(Martin has actually invented a new “writing” strand in the last few weeks: Celebrity juror. Called for jury duty, he’s been tweeting on his experience as a potential juror — you will have to find the links for yourself — in a predictably disruptive manner.)
Disclosure: The KfC’s collect art (mainly Canadian) and do know a little bit about it. We have been in attendance, and bought works, at auctions where, far beyond our means or interests, records have been set for various Canadian artists. The art auction world is an intriguing (and potentially expensive) one — if you ever want a cheap evening’s entertainment go to an art auction and watch both the crowd and the results. As Steve Martin opens this novel, it is also the central focus.
Lacey Yeager is one of those young women who make the Manhattan art world work. Beautiful, smart and ambitious, they arrive from the hinterlands (which may be only 20 miles away), determined to make Manhattan and its attractions “work” for them. They find “jobs” that pay just enough to cover a share of the rent in an over-crowded flat; they take their nourishment and future hopes from the openings and parties that are part of the high expense art world.
Sotheby’s and Christie’s, the two premier auction houses in New York, drew young, crisp talent from Harvard and its look-alikes. Majors in art history were welcomed over majors in art making, and pretty was preferred in either sex. The houses wanted the staff to look swell as they crisscrossed the busy galleries on exhibition days, holding in their arms files, faxes, and transparencies. Because the pay was low, the young staff was generally financed from home. Parents thought well of it because their children were at respectable firms, working in a glamorous business, with money of all nations charging the atmosphere. The auction houses seemed not as dull as their counterparts on Wall Street, where parents of daughters imagined glass ceilings and bottom painting.
Lacey is from Georgia and she arrives in New York with both some training and, more important, an attractive face and figure and a lot of ambition. The narrator of the novel, Daniel Chester French Franks (yes, you can guess the puns Martin will play off that), arrives at roughly the same time. Lacey wants major success, Daniel wants to find a road to survival. His version of his goal is worth considering:
I left Stockbridge (Massachusetts), a town set under the glow of its even more famous citizen, the painter of glad America, Norman Rockwell. It is a town that is comfortable with art, although uncomplicated art, not the kind that is taught in educational institutions after high school. My goal, once I discovered that my artistic aspirations were not accompanied by artistic talent, was to learn to write about art with effortless clarity. This is not as easy as it sounds: Whenever I attempted it, I found myself in a convoluted rhetorical tangle from which there was no exit.

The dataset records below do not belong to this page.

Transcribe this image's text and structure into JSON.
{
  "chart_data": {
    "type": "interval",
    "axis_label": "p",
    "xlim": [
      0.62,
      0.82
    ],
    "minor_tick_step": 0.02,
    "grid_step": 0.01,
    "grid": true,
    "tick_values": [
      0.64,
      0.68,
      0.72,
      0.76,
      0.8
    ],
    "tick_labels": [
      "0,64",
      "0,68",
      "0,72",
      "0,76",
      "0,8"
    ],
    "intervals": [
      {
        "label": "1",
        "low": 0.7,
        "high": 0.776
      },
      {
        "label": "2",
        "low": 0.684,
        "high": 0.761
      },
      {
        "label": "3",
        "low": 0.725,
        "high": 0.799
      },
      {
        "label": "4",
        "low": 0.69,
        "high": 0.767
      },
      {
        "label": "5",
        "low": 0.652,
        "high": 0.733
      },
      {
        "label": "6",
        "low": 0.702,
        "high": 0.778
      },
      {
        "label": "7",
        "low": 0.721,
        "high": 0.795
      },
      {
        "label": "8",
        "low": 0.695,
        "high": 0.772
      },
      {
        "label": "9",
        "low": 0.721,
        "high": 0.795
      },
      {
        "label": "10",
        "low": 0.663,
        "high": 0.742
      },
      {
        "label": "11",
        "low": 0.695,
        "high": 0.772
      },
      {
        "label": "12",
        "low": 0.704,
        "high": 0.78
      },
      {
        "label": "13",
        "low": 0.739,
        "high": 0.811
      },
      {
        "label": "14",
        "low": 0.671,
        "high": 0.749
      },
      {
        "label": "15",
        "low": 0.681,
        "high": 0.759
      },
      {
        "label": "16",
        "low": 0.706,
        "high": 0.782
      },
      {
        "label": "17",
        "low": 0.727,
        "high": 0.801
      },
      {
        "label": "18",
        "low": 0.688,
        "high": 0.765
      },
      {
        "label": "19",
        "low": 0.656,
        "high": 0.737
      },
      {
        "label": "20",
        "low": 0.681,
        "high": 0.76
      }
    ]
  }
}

Obviously, Norman Rockwell is not a part of the world that either Lacey or Daniel enter.
Those two quotes frame the central conflict in this novel: Lacey wants to get ahead by whatever means are required, the narrator wants to document the process of artistic creation. Martin’s screen-writing ability is present throughout the process. The “get-ahead” story line drives the plot, the value of the novel lies in the documentation of what happens along the way.
I was, and am, more interested in that latter story line and I think the author delivers on it very well. Before she gets fired from Sotheby’s, Lacey’s job provides Martin with the opportunity of showing what the high-end (that means tens of millions of dollars) art auction world looks like, and he does that very well. Like John Updike, who was an accomplished art critic as well as being an excellent fiction writer, Martin knows his art — part of the charm of the novel is the 22 plates of artworks that are reproduced as they show up in the plot.
Lacey wants to climb up the wall of that world and through a combination of skill, beauty, sex and intrigue, she does — albeit with a disastrous fall awaiting each move forward. The narrator, taking a much more conservative course, moves along as well, although much more slowly. Martin uses that narrative structure to supply his own version of what was happening in the New York art world at the time — creators, dealers and buyers are all part of the mix. For this reader, that stream was by far the strongest in the book.
The result of all of this is a very intriguing read. If you are interested at all in the international art world, it is a fascinating picture. If you aren’t, it is probably a work best avoided — Martin as an art world chronicler is much better than Martin as a traditional novelist. An Object of Beauty offers a fascinating, populist take on a world that not many people know. If you are interested or curious about that world, it is worth the read — if you aren’t, checking out Steve Martin’s movies is probably a better investment of your time.